Create a routine

Reading Peter Drucker’s classic,The Effective Executive, I came across this nugget, “A crisis that recurs a second time is a crisis that must not occur again.”

If it happens once, it is most likely the result of an error in human judgment. If it happens more than once, it is probably the result of a bad system/process. If that’s the case then you can fix it!

How do you fix a recurring problem? By creating a system… a process… a routine… a fixed way of doing something!

Drucker writes,

“A recurrent crisis should always have been foreseen. It can therefore either be prevented or reduced to a routine which clerks can manage.
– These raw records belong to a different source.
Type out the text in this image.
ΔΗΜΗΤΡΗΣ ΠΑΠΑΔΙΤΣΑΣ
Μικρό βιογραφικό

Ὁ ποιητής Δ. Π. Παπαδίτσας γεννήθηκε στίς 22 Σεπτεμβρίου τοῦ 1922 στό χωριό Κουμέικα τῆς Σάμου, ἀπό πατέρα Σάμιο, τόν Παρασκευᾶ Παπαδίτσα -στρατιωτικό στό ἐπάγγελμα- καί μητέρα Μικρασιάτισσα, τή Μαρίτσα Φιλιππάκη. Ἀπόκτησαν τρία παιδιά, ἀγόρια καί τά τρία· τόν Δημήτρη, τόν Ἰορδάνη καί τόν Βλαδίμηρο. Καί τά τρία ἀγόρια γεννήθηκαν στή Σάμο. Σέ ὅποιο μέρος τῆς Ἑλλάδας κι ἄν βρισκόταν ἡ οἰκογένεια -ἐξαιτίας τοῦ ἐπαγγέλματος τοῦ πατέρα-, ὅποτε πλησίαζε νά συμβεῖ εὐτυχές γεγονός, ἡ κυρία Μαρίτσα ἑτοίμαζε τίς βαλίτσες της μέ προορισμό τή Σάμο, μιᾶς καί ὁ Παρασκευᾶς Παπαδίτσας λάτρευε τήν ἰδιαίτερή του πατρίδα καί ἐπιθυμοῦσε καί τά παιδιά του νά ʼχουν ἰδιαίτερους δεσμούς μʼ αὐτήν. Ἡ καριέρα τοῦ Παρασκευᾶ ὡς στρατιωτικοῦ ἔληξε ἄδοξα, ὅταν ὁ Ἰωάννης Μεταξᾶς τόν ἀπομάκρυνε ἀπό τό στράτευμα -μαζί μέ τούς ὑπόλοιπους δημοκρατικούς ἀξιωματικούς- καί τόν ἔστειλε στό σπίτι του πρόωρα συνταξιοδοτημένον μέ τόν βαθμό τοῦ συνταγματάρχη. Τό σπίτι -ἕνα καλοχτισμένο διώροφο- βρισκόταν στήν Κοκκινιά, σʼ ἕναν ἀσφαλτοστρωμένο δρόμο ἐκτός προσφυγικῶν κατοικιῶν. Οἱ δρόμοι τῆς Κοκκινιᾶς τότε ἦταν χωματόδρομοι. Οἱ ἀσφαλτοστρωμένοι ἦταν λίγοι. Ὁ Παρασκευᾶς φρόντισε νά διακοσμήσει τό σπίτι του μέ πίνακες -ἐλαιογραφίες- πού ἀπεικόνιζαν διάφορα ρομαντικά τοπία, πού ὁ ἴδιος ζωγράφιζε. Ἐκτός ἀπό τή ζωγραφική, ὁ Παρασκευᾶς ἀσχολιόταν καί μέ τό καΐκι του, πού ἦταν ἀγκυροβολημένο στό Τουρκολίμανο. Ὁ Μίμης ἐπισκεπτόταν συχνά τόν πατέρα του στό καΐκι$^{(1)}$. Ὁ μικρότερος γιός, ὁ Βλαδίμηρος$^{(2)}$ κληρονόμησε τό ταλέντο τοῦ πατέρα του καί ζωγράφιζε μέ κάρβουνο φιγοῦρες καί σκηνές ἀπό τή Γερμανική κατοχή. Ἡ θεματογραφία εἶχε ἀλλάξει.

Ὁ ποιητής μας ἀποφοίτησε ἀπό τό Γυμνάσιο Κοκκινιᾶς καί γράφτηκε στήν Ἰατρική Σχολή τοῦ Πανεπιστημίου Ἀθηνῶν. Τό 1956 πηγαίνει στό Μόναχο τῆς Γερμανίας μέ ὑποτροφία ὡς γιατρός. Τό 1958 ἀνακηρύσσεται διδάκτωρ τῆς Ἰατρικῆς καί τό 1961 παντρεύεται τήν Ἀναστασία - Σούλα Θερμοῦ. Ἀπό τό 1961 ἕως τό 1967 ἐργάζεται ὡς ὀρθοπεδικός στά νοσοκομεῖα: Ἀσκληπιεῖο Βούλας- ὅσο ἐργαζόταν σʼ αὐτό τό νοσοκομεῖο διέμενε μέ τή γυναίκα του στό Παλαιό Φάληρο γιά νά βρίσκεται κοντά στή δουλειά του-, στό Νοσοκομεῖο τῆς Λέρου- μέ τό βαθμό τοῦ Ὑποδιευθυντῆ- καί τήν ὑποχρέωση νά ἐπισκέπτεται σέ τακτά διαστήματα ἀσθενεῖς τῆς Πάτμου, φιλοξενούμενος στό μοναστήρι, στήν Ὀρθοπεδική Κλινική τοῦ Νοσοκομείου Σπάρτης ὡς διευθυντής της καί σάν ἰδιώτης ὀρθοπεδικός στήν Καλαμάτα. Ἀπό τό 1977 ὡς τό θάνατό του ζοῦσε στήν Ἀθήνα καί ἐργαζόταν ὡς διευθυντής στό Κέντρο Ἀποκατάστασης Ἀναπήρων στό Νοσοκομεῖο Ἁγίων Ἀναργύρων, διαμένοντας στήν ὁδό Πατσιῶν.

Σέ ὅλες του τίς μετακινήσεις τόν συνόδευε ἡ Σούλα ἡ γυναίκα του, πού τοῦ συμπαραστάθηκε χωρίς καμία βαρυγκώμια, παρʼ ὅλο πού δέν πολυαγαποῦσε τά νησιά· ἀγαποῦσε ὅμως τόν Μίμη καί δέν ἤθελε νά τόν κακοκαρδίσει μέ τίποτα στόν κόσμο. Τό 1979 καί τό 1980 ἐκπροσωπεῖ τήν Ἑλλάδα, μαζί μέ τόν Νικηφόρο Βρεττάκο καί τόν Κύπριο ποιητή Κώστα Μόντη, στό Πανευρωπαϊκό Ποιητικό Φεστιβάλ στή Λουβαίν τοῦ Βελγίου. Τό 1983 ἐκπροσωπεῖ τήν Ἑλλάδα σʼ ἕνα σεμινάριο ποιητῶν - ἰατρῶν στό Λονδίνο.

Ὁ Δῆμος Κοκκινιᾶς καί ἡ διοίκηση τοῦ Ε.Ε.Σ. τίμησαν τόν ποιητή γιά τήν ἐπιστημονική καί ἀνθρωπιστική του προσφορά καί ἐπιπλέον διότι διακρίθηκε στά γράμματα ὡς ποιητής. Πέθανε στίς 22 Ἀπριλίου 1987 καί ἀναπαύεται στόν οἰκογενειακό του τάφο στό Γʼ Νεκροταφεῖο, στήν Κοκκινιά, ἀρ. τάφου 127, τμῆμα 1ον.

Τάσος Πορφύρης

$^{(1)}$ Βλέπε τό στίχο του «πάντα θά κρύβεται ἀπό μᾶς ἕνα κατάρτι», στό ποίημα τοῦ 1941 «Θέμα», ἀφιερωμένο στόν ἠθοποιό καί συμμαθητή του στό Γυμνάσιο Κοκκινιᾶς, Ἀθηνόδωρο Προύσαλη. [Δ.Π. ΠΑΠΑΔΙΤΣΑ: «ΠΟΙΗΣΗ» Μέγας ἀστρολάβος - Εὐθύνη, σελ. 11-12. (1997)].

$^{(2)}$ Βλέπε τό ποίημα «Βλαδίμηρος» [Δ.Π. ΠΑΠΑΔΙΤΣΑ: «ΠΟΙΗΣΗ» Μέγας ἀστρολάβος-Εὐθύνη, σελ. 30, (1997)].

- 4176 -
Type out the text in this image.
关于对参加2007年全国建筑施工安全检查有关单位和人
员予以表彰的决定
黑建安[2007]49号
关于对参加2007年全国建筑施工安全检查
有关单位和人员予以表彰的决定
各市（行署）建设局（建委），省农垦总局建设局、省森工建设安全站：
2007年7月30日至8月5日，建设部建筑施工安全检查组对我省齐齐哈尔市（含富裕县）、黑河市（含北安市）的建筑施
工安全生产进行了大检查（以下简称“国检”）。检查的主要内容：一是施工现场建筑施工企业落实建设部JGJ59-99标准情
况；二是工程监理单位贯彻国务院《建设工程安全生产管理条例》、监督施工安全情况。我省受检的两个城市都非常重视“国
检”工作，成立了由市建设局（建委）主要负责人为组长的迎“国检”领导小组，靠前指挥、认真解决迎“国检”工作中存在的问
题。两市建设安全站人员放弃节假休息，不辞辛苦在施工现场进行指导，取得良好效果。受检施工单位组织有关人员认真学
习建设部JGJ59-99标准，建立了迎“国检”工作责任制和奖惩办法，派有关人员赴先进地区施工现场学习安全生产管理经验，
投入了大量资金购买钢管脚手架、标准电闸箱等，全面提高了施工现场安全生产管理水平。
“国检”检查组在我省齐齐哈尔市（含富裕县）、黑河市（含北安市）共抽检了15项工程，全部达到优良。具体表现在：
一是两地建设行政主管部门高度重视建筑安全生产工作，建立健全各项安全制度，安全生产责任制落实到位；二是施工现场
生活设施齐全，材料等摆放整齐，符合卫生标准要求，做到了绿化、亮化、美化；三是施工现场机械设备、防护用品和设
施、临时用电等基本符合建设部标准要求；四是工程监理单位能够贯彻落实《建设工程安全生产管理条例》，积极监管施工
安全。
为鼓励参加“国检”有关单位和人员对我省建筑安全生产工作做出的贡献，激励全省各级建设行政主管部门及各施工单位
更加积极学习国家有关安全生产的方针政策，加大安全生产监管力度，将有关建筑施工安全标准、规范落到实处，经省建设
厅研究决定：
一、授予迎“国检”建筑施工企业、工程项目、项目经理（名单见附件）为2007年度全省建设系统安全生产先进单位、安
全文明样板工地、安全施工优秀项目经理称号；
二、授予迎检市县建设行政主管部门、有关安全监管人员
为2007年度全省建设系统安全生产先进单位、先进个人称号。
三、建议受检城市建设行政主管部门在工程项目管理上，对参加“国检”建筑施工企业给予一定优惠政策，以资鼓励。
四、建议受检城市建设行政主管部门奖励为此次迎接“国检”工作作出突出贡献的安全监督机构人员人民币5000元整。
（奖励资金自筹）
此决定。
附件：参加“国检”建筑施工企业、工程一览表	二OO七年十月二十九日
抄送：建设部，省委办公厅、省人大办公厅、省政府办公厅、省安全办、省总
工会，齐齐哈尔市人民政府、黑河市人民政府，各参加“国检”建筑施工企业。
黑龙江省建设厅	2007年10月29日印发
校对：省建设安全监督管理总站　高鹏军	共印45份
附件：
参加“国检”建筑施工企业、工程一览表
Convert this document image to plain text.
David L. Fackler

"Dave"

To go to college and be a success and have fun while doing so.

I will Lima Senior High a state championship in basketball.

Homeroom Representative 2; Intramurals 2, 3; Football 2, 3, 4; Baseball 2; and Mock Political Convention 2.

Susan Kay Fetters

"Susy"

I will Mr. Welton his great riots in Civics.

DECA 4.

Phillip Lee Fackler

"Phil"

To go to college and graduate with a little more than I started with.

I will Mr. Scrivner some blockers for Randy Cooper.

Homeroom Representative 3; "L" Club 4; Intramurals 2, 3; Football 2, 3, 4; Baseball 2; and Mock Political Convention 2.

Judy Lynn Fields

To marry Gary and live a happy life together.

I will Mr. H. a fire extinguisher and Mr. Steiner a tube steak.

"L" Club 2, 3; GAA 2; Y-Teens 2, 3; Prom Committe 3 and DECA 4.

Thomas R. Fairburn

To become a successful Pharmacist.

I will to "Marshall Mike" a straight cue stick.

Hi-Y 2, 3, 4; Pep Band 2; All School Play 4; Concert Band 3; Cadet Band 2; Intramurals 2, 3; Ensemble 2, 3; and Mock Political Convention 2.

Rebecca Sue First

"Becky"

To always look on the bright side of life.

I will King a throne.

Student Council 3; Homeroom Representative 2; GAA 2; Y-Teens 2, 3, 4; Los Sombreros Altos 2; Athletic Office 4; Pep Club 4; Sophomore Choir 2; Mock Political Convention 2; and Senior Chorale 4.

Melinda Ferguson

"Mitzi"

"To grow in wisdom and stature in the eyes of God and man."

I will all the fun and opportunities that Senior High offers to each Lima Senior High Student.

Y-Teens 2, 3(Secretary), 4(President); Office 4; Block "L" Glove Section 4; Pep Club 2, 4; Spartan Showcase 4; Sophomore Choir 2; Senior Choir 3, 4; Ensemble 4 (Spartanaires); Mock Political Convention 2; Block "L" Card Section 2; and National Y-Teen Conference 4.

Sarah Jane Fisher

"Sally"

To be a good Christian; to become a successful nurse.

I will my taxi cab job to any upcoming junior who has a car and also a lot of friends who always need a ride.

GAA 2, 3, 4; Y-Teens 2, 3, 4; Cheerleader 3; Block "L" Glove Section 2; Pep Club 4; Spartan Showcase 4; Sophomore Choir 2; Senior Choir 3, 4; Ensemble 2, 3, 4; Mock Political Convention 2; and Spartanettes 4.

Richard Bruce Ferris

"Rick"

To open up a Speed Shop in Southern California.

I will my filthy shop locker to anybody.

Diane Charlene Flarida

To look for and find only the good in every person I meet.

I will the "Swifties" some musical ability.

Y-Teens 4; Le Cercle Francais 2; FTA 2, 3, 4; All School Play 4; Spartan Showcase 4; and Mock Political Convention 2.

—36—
The definition of a ‘routine’ is that it makes unskilled people without judgment capable of doing what it took a near-genius to do before; for a routine puts down in systematic, step-by-step form what a very capable man learned in surmounting yesterday’s crisis.

This principle is applicable in your personal life, in the home, in the workplace, in the church, and in most every other environment!

Figure out what works, write that routine down on paper, and do it the same way every time until and unless you find a better way OR discover that what you’re doing isn’t producing the results you’d hoped for!

The bottom line is that at some point you and the organization you’re a part of MUST create, write down, and follow routines for maximum effectiveness. The key to continued evolution is evaluation, but that’s for another post. In the meantime, figure out what it takes to reach success, write it down, and do it consistently!

2 thoughts on “Create a routine

  1. Something that I have found to be a great help in my routine is to intentionally have periods where I break the routine! It gets my mind thinking in new ways, out of the rut of always following the routine, spurring on some creativity.

  2. I agree with you Chris, but you have to have routines in order to be able to bread them. Routines are linked to building discipline – to create and keep them. Once in place, they provide structure and comfort. That makes them good, in the right measure, but bad in excess or absence!

    Thanks for the Drucker reminder, Paul. He was a wise man.